Critics have asked, “Why did no one in authority at the NIH or at the institutions where the research was conducted think through the consequences of this research before it was given the go-ahead?” I think when these matters arise, the responsibility must be placed on the individual investigator. The IBC, the study sections, and grant program oversight are only as effective as the information provided by the investigator. Once we train a generation of young scientists in what constitutes responsible research that may have unintended social consequences, it will become part of the research culture, as did the recombinant DNA guidelines. Mind you, this is not something that needs to await an international meeting. Every concerned biomedical scientist can begin to educate themselves and, more importantly, their students, staff, and colleagues now. The training materials already exist and can be employed to educate the lay public and the future members of an IBC and study section. In my view, this should not be a government-initiated or -driven program but rather a standardized program devised by working scientists and the professional organizations to which they belong.

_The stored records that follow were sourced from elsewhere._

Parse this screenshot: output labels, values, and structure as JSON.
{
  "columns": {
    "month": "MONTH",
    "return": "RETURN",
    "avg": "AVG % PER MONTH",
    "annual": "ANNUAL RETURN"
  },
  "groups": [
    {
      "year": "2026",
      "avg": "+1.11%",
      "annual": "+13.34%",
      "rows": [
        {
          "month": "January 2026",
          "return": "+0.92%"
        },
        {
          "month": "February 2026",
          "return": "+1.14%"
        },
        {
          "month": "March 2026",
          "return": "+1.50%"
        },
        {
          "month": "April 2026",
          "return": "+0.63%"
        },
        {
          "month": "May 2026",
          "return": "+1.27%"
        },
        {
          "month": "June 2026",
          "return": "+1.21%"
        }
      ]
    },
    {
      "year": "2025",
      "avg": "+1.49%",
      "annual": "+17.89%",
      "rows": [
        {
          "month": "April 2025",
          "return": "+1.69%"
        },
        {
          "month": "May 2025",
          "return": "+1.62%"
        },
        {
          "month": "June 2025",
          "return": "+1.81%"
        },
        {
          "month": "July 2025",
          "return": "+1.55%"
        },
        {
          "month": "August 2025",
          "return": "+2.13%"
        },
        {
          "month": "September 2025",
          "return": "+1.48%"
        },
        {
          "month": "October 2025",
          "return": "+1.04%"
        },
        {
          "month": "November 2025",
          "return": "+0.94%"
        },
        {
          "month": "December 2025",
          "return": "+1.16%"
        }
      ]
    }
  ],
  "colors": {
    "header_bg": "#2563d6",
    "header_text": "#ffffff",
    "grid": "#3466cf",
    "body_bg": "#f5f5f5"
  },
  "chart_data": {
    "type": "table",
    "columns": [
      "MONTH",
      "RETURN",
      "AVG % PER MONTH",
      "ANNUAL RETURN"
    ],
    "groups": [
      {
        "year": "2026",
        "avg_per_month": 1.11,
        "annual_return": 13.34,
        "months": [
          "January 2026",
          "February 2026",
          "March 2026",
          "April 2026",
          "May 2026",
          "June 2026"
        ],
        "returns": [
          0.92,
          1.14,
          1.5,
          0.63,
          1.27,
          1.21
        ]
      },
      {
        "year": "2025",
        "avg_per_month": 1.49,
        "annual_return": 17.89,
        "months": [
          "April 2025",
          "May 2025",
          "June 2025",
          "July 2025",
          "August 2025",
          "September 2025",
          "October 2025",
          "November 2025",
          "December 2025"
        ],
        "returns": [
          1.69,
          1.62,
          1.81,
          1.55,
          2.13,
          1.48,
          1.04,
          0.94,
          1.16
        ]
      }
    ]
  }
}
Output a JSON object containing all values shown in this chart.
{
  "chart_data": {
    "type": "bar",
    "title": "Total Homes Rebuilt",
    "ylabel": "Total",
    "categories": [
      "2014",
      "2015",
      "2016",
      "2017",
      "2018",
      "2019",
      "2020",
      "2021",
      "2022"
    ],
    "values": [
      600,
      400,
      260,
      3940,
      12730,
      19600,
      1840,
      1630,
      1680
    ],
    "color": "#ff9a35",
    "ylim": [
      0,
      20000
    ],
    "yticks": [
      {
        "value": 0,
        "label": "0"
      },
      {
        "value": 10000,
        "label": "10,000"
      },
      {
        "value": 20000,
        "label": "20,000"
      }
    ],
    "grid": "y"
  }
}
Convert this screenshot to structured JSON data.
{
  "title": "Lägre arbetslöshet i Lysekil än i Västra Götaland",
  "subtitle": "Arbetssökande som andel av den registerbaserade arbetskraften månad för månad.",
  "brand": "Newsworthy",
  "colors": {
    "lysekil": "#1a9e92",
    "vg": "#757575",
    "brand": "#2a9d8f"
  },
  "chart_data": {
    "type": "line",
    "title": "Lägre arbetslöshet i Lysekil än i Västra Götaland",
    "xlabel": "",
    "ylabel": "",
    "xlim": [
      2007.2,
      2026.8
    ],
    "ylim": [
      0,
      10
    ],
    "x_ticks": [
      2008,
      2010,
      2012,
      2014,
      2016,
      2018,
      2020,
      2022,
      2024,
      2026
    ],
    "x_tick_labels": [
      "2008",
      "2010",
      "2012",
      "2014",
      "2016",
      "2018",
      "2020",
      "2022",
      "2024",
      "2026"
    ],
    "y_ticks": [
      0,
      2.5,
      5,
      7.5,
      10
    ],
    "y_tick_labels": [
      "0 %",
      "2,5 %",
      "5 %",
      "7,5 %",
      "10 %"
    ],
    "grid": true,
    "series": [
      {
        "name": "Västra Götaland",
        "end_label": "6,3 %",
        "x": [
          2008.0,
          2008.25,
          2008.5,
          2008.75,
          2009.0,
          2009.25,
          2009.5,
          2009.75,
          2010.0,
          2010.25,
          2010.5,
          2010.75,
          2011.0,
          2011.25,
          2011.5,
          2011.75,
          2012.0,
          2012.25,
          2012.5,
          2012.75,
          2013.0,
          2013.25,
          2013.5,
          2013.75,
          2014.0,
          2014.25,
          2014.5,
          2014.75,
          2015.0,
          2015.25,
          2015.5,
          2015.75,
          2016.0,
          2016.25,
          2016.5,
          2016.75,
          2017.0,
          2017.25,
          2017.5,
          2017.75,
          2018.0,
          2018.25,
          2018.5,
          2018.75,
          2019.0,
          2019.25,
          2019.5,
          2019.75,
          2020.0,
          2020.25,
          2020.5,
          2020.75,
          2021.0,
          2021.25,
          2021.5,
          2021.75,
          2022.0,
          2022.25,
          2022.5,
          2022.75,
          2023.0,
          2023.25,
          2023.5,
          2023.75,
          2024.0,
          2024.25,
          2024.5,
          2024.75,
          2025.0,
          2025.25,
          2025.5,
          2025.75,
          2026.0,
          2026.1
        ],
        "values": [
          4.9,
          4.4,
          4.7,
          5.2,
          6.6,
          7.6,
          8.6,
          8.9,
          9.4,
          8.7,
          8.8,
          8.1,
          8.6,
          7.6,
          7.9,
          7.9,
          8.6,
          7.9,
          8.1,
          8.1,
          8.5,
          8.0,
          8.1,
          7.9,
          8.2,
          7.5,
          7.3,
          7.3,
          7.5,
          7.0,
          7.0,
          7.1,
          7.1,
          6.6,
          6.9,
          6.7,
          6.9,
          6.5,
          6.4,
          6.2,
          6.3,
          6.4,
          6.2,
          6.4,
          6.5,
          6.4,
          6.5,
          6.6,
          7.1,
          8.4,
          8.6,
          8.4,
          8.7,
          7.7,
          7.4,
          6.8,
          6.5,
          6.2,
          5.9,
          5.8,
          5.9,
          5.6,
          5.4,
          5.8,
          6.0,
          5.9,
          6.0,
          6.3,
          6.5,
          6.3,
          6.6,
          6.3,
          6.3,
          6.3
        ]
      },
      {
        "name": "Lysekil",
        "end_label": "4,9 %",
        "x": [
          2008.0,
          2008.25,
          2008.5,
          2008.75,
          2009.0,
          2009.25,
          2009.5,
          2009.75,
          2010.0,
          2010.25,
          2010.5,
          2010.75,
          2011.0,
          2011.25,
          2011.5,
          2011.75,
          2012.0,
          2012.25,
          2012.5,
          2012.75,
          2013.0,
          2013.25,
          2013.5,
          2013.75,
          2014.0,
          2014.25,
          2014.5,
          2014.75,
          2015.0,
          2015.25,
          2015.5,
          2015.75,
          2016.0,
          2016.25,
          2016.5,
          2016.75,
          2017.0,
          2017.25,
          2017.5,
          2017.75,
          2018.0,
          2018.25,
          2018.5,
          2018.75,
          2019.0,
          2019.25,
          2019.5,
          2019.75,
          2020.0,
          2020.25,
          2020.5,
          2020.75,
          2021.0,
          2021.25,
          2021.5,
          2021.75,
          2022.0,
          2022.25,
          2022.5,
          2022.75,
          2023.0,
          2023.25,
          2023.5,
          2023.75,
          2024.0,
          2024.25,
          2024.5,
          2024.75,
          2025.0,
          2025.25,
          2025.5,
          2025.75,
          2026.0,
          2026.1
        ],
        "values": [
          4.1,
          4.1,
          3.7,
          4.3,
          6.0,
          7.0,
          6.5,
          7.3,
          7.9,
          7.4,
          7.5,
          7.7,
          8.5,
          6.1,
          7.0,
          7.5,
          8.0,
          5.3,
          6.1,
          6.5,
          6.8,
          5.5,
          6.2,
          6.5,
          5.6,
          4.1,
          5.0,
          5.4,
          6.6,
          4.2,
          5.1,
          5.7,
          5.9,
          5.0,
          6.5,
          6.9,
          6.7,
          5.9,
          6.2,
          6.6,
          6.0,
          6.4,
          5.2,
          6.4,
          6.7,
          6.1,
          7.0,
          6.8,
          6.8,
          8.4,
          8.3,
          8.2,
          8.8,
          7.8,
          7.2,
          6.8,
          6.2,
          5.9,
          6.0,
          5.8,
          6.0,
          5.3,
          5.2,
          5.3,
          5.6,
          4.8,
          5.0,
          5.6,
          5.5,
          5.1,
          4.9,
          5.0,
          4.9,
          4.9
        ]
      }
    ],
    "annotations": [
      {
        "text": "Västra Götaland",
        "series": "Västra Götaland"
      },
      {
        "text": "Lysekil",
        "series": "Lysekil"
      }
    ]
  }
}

The success of scientific leadership during the recombinant DNA debate of the mid-1970s was the result of a progression of experience, new technology, and education. This can be accomplished again even as more complex technology is available and the ability to alter the gene pool of the planet becomes experimental reality. The study of genomes of all living (even once living) things and their manipulation dominates much of contemporary research and thought in biology. It has altered both the way scientific questions are formulated and the way experiments are designed and carried out. It must be approached thoughtfully using, one hopes, common sense as well as scientific creativity.
In spite of widespread consternation among many scientists about the validity of the concerns, the H5N1 moratorium has been observed and ought to be continued. Recall that one goal of the self-imposed recombinant DNA moratorium was to provide time for an international conference(s) to be organized that would evaluate the state of the new technology and the risks associated with it. The Asilomar conference had a lasting impact on science and society. This is a new time, and an analogous event that calls for similar action. It makes sense to draw up guidelines and progress slowly. It is also a good time for scientists to learn how to talk effectively to the public and, in an age of instant reporting, to the press and media.
Finally, I should note that, in my mind, this current debate is not so much an issue about the freedom of scientific inquiry and the dissemination of scientific research as it is about the social responsibility of science and scientists. The (very privileged) social contract by which science is sustained depends on the public continuing to understand why this work is beneficial and worthwhile.
The views expressed in this Commentary do not necessarily reflect the views of the journal or of ASM.